Abstract

It has been hypothesized that regimens to induce transplantation tolerance and long-term hematopoietic chimerism require recipient conditioning with whole body irradiation or a cytoablative regimen to create space within the marrow microenvironment to permit pluripotent stem cell engraftment. The purpose of this study was to determine if transplantation of an intact bone marrow microenvironment in the form of a bone graft would permit stable hematopoietic stem cell engraftment, shape the repertoire of developing T cells, and induce donor-specific unresponsiveness in the absence of a conditioning regimen.
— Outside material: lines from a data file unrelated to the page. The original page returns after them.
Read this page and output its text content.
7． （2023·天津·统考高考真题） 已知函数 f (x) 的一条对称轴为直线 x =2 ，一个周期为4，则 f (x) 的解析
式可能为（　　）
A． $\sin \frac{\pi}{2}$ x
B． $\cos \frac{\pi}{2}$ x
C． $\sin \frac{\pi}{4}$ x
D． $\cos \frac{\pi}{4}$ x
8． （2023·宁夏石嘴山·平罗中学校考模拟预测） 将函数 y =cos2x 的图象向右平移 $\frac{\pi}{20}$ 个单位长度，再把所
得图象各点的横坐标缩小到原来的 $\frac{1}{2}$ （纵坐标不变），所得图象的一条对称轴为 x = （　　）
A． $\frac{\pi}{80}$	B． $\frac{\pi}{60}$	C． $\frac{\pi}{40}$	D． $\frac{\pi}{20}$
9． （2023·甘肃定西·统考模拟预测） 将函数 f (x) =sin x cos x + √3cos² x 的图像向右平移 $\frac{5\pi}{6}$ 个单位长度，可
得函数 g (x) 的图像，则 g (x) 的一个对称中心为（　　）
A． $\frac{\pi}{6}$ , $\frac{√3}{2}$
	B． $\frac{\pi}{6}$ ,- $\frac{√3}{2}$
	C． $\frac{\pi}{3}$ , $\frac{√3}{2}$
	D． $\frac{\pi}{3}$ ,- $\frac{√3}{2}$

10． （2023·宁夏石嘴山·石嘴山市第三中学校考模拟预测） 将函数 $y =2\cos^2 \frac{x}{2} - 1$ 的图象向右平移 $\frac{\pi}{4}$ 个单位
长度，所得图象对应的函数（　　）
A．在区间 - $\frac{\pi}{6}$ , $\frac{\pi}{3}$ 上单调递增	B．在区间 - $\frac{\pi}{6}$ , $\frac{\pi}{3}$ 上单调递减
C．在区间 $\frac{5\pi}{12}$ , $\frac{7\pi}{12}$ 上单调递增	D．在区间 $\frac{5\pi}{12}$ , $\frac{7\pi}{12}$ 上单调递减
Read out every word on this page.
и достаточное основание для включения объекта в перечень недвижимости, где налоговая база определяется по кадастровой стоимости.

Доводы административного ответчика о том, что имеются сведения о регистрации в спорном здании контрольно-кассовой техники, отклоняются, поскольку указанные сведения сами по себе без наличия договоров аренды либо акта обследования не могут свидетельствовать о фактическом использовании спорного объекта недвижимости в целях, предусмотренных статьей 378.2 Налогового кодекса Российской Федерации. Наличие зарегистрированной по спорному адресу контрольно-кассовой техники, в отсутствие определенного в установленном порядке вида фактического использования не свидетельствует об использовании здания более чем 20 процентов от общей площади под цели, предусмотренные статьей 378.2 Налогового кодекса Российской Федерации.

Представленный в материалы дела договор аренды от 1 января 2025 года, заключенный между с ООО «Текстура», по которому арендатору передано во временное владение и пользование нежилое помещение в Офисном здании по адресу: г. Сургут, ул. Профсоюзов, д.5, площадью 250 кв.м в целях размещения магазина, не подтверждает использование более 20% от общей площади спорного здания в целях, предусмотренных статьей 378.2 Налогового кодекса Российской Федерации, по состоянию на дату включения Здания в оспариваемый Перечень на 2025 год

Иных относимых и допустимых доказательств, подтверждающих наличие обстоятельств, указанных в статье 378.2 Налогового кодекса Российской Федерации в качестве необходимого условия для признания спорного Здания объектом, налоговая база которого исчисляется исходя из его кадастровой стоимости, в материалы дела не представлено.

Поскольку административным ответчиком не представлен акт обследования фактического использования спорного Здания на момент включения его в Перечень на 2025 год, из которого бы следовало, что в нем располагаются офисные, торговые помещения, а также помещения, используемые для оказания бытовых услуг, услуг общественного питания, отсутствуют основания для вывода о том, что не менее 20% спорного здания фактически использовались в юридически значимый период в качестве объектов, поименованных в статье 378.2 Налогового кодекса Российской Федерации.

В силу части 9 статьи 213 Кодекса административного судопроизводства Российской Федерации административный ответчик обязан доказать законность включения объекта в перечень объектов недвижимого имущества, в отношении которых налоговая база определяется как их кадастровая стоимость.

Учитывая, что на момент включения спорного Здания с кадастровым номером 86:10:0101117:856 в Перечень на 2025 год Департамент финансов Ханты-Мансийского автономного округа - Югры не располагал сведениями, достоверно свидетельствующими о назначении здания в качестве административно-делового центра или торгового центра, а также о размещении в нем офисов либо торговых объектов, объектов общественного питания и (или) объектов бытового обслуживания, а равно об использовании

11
Fragments of femur were transplanted under the kidney capsule of recipient mice. At defined time points after bone graft transplantation recipients were assayed for chimerism, bone graft viability, and responses to donor and third party alloantigens in vitro and in vivo. In the absence of an immunological barrier, bone graft transplantation resulted in long-term multi-lineage hematopoietic chimerism in the peripheral blood. Nude bone graft transplantation into SCID recipients resulted in development of donor- derived T cells that underwent negative selection on bone graft derived I-E+ cells within the thymus. Across a fully allogeneic barrier in immunocompetent recipients treated with combined blockade of the CD40 and CD28 pathways bone graft transplantation resulted in long-term donor-specific hyporesponsiveness in vitro and acceptance of donor specific skin grafts. Transplantation of bone marrow in the form of a bone graft may facilitate the production of hematopoietic chimerism and lead to long-term donor-specific hyporesponsiveness in the absence of a cytoreductive conditioning regimen.